“What a fool I would have made of myself,” soliloquized Major Gordon, angrily, “if I had told her, five minutes ago, I loved her, as I was tempted to do. She is evidently plighted to this cousin, for in no other way can his cool assumption of authority over her be explained; and she has been only amusing herself with me; her look I misinterpreted, or, which is probably truer, she is the most arrant of coquettes.” An angry lover is rarely just or logical. “Why did I not see whither I was being led? Yes; if she had not been trifling with me, she would have mentioned her cousin at some time or another,” he continued, getting more enraged, “but it was necessary to her success to keep me ignorant of him, and so his name was studiously avoided. All she seems to think of now is the possibility of a collision between us, for he has probably returned sooner than she expected; and she dreads his haughty insolence. Well, my pretty lady, it would give me a pleasure, if the gentleman and I were alone, to make him taste my sword.”

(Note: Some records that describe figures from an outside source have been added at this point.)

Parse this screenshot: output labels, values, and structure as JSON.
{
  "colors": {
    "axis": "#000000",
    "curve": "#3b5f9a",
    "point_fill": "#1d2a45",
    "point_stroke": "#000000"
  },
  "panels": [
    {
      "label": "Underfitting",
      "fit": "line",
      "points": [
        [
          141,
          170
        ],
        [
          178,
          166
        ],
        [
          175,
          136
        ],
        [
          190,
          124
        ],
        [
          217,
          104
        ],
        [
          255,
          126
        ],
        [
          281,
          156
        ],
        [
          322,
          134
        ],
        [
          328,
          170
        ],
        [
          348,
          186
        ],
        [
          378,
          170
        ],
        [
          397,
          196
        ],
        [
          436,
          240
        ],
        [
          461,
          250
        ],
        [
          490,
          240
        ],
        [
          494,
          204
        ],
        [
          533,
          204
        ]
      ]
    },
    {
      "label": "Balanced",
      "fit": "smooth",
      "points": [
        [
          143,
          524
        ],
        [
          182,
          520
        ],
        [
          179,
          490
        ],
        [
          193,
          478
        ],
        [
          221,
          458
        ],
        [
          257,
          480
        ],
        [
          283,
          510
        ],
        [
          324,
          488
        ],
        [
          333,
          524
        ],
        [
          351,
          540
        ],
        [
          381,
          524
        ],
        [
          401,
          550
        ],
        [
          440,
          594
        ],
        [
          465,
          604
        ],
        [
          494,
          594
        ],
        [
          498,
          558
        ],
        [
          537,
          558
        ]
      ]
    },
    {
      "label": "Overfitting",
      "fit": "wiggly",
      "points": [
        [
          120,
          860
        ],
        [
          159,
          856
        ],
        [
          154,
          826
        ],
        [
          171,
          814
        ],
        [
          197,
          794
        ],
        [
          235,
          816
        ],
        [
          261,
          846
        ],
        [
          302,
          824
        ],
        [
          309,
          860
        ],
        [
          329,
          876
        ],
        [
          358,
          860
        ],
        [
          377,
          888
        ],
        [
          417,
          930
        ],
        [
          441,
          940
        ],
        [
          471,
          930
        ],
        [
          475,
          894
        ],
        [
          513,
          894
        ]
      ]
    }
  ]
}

In this way he rode on, sullen and apart, till they reached the gate of Sweetwater, where courtesy compelled him to approach to make his adieus.
“Won’t you come in?” said Kate, in her old, frank way, though in a lower, perhaps softer tone than usual.
In an instant he forgot his indignation. But recollecting that he could not be mistaken, and saying to himself that this was only another of her wiles, he answered, coldly—
“No, I thank you,” and, replacing his hat ceremoniously, he rode stiffly on, internally cursing the whole sex, from Kate back to mother Eve, as irritated lovers will.
CHAPTER XVII.
JEALOUSY
I care not for her, I. —Shakespeare.
It is a quarrel most unnatural,
To be revenged on him that loveth thee. —Shakespeare.
The instant Major Gordon was out of sight of Sweetwater, and had plunged into the forest that lay between it and his quarters, he gave vent to the angry emotions that had raged, like a suppressed volcano, in his bosom.
His first ebullition was directed against Aylesford. The insolent tone of the cousin, in recalling, galled him to the quick; and his hand instinctively sought the hilt of his sword, when he remembered that supercilious and confident look. A savage, almost murderous feeling took possession of him. He muttered between his teeth. “If I had him alone, here in the forest, with a clearing of but a dozen yards or so, he should answer for his conduct with his life.”